Dmitry is a Microsoft veteran, working for more than 13 years. He started as a Technical Evangelist, and in this role presented on numerous conferences, including twice being on stage with Steve Ballmer. He then worked for 2 years as Senior Software Engineer, helping big European companies to start pilot digital transformation projects based on in AI and ML. As Cloud Developer Advocate, Dmitry focuses on creating educational content and working with academic and research institutions. He is also an Associate Professor at MIPT, HSE and MAI in Moscow, a big fan of functional programming and F#, and a maintainer/primary developer of mPyPl library. In his spare time, Dmitry explores Science Art and Technological Magic, as well as performs Chinese tea ceremonies. He can be reached at http://soshnikov.com.
May 27, 2021 11:35 AM PT
In this session, we show how to leverage CORD dataset, containing more than 400000 scientific papers on COVID and related topics, and recent advances in natural language processing and other AI techniques to generate new insights in support of the ongoing fight against this infectious disease.

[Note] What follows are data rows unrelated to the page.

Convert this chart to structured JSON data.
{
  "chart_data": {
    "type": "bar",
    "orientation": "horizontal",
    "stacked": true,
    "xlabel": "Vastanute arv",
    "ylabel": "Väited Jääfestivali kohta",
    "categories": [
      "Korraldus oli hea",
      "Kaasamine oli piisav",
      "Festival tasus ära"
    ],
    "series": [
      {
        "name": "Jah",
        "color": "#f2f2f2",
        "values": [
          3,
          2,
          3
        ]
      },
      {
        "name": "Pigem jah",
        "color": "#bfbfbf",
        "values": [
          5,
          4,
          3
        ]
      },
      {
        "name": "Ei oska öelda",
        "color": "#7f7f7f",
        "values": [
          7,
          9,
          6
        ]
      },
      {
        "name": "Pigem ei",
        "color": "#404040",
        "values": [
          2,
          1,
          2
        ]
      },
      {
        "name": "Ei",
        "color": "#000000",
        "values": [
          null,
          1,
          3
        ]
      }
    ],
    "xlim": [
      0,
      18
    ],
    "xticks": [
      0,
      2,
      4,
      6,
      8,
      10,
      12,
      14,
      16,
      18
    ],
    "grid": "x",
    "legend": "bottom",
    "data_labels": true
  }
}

The idea explored in our talk is to apply modern NLP methods, such and named entity recognition (NER) and relation extraction to article’s abstracts (and, possibly, full text), to extract some meaningful insights from the text, and to enable semantically rich search over the paper corpus. We first investigate how to train NER model using Medical NER dataset from Kaggle, and specialized version of BERT (PubMedBERT) as a feature extractor, to allow automatic extraction of such entities as medical condition names, medicine names and pathogens. Entity extraction alone can provide us with some interesting findings, such as how approaches to COVID treatment evolved with time, in terms of mentioned medicines. We demonstrate how to use Azure Machine Learning for training the model.

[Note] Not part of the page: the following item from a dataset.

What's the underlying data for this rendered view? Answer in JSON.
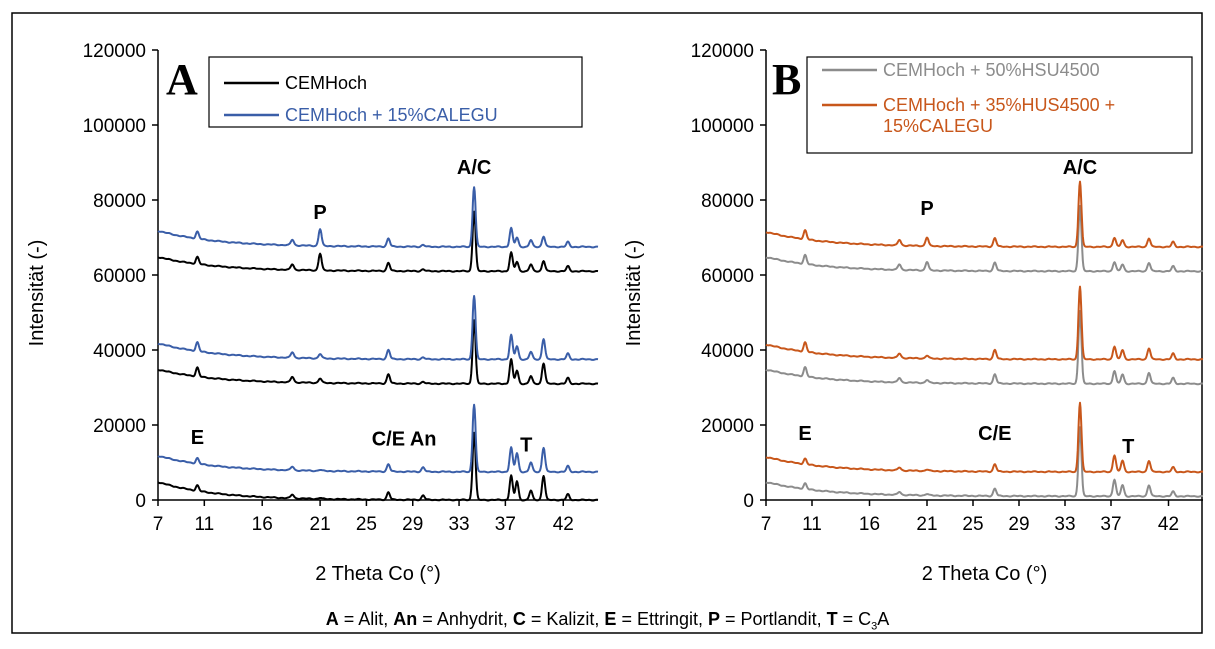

To take this investigation one step further, we also investigate the usage of pre-trained medical models, available as Text Analytics for Health service on the Microsoft Azure cloud. In addition to many entity types, it can also extract relations (such as the dosage of medicine provisioned), entity negation, and entity mapping to some well-known medical ontologies. We investigate the best way to use Azure ML at scale to score large paper collection, and to store the results.